Gains :
- Être capable de distinguer où l'intelligence artificielle fait gagner du temps dans le flux de travail maritime (itinéraire, carburant, météo, documentation, machines, législation) et où les décisions de manœuvre et de sécurité sont laissées au capitaine et au chef mécanicien, en fonction du niveau de risque.
- Capacité à appliquer une discipline qui vérifie chaque sortie de l'intelligence artificielle à travers les étapes de connexion à la source, de confirmation avec un outil indépendant et de transmission par interprétation experte.
- Capacité à comprendre qu'en raison de la nature critique de la sécurité maritime, les résultats de l'intelligence artificielle ne remplacent pas l'approbation d'un expert compétent et que la responsabilité finale incombe à l'humain.
Vous êtes sur le pont d'un porte-conteneurs. Devant vous se trouvent une carte électronique (ECDIS - Electronic Chart Display and Information System, un écran de navigation numérique qui remplace une carte papier), un radar d'un côté et une recommandation d'itinéraire envoyée par le service météo de l'autre. Une intelligence artificielle (ci-après IA – la capacité de l'ordinateur à apprendre des modèles à partir de mégadonnées et à produire des prédictions et des suggestions) a produit cette suggestion : « Déplacez votre itinéraire de 19 km vers le sud, économisez 18 heures, économisez 9 tonnes de carburant. » La suggestion est tentante. Mais sur cette route, il y a un autre navire, une flotte de pêche et une flotte de pêche. Qui approuvera cette proposition ? La réponse est une et l’épine dorsale de ce module : capitaine. L'IA calcule, suggère, signale ; Mais la personne qui est légalement responsable de la sécurité des personnes, des biens et de l’environnement en mer est le capitaine, et cette responsabilité ne peut être transférée à aucun algorithme.
Ce module a été rédigé pour les officiers de pont (capitaine, premier officier, officiers de navigation) et les ingénieurs mécaniciens maritimes (chef mécanicien, second mécanicien, officiers moteurs). L'objectif est d'enseigner à l'IA d'être utilisée de bout en bout, de l'optimisation des itinéraires et du carburant à l'évaluation météorologique, de la documentation de navigation et de fret à la surveillance des machines et à la maintenance prédictive, de la recherche sur les réglementations de sécurité à l'aide à la décision sur les ponts ; mais en même temps, il s’agit de faire comprendre à l’IA où elle doit se situer et pourquoi ses résultats doivent être vérifiés.

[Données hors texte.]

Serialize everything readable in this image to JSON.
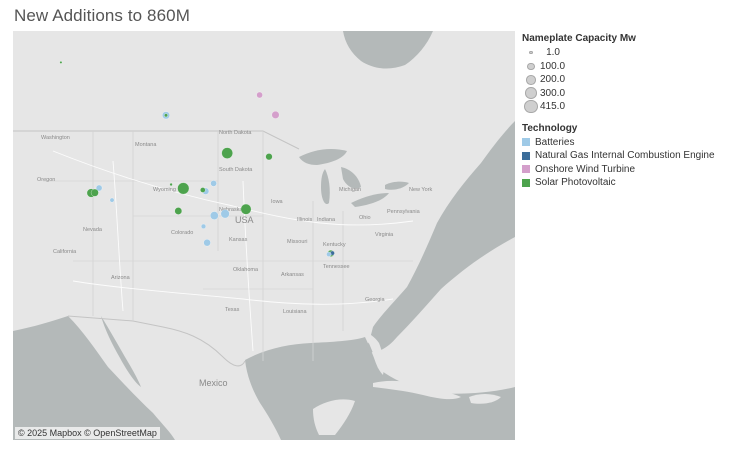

Pourquoi le maritime est-il un domaine particulier ?
Le secteur maritime est l'un des secteurs critiques en matière de sécurité (où une erreur peut entraîner des pertes de vie, une catastrophe environnementale ou des millions de dollars de dommages) où le coût d'une erreur est le plus élevé. Un véhicule terrestre peut s'arrêter sur le bord de la route ; Un camion-citerne de 300 mètres ne peut pas s'arrêter, ni tourner immédiatement, ni ralentir avant de parcourir quelques kilomètres. L'équipe est éloignée du port le plus proche pendant des jours ; Une mauvaise décision ne peut pas être corrigée immédiatement de l’extérieur. De plus, le domaine est étroitement réglementé par un ensemble de règles internationales : SOLAS (Convention internationale pour la sauvegarde de la vie humaine en mer), COLREG (règles pour prévenir les collisions en mer), MARPOL (convention pour prévenir la pollution des mers par les navires), Code ISM (Code international de gestion de la sécurité).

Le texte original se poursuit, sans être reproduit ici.